Il me sourit timidement, partagé entre la peur et le soulagement. Je caresse son visage du bout des doigts et le regarde dans les yeux pour essayer d'y voir une quelconque trace de mensonge  : rien. Il est sincère  : ils ne lui ont pas fait de mal.

- C'est vrai ce qu'il a dit...  ? , demande-t-il d'une petite voix.

- Quoi donc  ?

Je me penche pour démarrer ma moto. J'aide Evan à s'installer sur la selle, prenant soin de lui comme je prendrais soin d'un enfant malade.

- Que... que je suis ta faiblesse  ?

Je ne peux pas m'empêcher de pouffer de rire, amusé et mal à l'aise. Dios mio, oui, il l'est.

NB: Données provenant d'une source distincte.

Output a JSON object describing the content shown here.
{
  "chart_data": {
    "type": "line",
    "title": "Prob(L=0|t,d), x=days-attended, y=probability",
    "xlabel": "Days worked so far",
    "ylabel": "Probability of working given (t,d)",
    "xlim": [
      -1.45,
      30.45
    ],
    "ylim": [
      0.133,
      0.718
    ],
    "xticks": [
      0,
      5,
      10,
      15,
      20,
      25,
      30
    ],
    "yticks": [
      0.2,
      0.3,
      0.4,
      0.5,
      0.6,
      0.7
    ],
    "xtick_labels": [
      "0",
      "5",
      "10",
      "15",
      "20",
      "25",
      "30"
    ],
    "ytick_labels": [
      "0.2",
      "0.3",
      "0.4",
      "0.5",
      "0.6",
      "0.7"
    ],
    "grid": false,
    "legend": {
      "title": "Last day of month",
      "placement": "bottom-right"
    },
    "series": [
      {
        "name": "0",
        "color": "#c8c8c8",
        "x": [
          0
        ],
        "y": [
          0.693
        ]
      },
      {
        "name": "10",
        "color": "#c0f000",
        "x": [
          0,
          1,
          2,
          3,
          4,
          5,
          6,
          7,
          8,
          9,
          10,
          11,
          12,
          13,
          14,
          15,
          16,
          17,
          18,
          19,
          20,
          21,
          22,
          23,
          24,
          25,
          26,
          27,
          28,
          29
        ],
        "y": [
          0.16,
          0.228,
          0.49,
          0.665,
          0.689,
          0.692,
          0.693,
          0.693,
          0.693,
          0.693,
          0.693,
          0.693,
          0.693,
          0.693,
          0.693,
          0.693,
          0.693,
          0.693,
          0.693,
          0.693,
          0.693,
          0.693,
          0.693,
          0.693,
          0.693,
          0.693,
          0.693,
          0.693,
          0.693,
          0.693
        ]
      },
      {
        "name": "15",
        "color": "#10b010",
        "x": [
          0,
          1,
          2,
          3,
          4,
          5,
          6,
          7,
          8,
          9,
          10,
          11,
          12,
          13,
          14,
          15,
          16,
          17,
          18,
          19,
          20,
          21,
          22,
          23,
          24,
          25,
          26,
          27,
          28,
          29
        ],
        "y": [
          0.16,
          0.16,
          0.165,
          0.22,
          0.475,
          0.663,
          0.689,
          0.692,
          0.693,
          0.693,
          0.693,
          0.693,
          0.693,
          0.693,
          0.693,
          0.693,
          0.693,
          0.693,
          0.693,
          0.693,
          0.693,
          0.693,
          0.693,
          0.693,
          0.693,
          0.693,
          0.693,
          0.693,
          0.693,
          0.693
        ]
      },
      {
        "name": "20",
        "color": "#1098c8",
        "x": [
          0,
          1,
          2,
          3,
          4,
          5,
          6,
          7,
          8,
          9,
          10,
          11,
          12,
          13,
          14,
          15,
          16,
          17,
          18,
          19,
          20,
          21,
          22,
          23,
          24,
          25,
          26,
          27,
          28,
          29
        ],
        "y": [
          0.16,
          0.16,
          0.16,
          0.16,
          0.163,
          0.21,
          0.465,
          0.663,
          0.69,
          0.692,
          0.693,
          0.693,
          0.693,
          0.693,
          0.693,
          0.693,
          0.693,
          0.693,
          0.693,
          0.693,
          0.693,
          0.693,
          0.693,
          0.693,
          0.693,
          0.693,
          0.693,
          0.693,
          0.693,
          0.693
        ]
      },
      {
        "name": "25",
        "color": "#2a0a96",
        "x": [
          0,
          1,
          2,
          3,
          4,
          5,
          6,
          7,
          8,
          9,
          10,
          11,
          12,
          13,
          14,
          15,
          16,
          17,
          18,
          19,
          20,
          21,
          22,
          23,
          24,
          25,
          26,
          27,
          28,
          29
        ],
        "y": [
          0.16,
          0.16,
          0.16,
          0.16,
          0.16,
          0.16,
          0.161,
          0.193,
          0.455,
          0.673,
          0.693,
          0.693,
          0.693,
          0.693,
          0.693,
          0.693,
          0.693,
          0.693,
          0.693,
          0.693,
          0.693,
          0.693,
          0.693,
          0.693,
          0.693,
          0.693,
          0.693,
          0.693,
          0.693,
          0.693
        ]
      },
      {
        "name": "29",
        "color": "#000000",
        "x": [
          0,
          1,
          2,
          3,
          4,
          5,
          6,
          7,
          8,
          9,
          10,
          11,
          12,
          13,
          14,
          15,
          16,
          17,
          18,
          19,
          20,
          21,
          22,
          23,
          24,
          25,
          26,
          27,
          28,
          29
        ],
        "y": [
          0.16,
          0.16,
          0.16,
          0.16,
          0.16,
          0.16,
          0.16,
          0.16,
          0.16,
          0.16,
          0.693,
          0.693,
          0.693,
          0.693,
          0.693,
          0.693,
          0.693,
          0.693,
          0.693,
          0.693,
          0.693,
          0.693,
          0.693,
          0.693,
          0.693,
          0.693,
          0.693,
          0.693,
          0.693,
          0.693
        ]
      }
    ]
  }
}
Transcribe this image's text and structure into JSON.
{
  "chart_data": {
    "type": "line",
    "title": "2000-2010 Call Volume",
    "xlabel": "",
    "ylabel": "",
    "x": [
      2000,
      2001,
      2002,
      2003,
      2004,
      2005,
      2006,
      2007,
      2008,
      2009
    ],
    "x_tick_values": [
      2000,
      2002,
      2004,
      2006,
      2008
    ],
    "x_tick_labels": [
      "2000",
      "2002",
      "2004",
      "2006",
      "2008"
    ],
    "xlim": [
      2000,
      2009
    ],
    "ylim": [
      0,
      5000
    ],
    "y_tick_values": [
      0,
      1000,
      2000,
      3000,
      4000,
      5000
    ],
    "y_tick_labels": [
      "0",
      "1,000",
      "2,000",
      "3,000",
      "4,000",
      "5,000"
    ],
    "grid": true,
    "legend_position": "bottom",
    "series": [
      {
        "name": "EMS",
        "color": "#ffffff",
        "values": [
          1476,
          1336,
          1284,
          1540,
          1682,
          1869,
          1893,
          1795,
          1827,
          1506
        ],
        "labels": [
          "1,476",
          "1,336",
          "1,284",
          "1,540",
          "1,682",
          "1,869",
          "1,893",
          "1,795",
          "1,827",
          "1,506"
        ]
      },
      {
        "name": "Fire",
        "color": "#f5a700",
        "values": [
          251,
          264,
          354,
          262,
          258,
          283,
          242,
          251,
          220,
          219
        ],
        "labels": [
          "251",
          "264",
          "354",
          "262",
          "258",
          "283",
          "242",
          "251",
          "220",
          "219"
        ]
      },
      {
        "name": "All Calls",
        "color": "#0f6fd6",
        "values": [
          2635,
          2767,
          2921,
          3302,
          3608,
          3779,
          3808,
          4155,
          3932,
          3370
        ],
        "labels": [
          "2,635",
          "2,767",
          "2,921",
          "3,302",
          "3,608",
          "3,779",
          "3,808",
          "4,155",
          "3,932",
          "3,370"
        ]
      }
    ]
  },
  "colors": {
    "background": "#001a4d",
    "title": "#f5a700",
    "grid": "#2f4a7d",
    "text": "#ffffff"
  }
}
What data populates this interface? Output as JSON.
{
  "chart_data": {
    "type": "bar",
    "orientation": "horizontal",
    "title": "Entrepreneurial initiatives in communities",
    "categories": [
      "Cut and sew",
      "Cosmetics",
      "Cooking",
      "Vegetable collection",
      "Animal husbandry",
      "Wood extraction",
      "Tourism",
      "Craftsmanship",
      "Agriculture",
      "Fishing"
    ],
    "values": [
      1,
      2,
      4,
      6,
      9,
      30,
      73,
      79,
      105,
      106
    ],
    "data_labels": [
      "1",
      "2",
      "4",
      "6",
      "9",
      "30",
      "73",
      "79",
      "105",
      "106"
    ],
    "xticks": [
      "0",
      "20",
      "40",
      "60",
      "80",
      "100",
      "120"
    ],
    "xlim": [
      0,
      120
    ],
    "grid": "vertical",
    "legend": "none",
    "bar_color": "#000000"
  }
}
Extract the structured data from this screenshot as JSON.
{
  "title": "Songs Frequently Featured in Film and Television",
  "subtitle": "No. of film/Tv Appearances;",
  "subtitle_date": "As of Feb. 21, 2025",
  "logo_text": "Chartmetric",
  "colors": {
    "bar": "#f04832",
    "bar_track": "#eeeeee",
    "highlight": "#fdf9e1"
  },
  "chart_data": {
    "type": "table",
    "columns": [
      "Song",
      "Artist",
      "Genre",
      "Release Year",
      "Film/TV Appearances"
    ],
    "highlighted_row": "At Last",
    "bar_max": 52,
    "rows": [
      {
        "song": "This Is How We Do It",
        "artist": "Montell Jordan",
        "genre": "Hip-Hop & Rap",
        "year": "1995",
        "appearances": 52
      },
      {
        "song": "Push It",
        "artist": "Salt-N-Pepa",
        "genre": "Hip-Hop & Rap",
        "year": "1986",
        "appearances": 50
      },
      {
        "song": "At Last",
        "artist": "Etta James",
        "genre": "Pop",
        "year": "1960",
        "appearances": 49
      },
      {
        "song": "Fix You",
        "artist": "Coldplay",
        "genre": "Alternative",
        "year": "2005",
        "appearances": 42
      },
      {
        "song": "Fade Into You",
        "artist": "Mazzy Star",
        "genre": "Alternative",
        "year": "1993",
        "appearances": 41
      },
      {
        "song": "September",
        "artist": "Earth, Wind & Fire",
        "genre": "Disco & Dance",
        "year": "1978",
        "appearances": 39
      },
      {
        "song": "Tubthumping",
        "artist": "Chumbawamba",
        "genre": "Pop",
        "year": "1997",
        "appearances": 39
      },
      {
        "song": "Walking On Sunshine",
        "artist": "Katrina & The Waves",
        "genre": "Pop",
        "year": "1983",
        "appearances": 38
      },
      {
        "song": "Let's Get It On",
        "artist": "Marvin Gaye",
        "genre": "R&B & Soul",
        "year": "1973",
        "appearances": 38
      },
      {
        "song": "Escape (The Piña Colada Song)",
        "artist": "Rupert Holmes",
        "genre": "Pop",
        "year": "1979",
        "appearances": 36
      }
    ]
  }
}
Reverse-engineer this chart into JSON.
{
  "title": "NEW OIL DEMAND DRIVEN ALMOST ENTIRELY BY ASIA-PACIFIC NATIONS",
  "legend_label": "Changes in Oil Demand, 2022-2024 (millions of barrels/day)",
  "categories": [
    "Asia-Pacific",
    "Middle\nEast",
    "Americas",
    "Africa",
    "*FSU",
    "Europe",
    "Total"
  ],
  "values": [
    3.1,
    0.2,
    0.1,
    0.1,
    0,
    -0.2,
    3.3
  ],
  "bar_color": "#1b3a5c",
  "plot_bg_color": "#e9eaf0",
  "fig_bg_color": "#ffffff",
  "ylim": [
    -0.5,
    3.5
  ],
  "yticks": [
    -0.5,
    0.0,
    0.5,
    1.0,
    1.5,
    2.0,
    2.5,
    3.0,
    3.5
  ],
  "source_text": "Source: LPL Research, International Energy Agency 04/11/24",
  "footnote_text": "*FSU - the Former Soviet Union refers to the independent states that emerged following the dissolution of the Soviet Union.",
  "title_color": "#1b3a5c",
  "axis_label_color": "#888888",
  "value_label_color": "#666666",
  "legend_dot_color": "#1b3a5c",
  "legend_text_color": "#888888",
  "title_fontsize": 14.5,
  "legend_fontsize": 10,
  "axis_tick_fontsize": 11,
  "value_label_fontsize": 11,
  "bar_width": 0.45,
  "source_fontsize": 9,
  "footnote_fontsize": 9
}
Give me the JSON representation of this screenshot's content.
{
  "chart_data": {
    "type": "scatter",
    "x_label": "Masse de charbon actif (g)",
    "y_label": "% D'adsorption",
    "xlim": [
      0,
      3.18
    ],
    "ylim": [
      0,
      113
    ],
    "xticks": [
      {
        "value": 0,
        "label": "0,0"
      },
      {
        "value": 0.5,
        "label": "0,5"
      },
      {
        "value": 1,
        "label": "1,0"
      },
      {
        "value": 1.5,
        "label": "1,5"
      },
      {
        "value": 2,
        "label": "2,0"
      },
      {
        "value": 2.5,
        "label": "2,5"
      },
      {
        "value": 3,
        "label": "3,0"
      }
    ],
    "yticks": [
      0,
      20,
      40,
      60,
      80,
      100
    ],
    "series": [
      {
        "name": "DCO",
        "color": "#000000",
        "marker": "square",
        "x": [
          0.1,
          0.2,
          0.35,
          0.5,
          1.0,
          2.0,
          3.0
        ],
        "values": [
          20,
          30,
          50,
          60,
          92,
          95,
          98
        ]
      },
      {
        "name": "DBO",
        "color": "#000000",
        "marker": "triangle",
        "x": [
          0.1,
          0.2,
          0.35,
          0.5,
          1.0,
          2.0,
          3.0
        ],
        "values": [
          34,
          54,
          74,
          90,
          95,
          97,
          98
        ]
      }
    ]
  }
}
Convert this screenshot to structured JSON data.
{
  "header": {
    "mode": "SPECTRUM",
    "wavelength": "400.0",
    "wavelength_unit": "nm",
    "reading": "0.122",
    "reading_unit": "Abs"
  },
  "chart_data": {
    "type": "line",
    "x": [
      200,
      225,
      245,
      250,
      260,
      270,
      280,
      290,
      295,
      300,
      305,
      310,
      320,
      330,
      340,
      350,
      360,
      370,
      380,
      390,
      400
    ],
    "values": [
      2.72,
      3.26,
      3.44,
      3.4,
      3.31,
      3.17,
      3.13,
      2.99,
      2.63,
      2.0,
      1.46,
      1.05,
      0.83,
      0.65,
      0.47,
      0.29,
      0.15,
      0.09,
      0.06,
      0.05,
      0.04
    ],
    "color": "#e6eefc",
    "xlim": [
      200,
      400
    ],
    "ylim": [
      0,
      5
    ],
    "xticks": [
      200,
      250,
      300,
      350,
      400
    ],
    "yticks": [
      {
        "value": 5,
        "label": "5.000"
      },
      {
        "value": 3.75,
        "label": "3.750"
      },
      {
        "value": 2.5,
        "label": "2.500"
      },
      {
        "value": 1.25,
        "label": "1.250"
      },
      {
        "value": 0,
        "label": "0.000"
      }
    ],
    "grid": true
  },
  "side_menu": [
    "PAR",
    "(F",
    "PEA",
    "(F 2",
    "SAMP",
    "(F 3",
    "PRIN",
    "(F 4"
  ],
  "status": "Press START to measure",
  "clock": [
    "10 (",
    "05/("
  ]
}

Je pose ma main sur sa joue et m'approche de lui.

- Oui... je ferai n'importe quoi pour toi Evan.

Il me sourit un peu, et je remarque alors que ses larmes ont cessé de couler. Ses joues sont sèches et ses yeux ne sont plus larmoyants. Je l'embrasse sur le front, soulagé de l'avoir près de moi en bonne santé, et grimpe sur ma moto. Il enroule ses bras autour de ma taille pour s'agripper à moi.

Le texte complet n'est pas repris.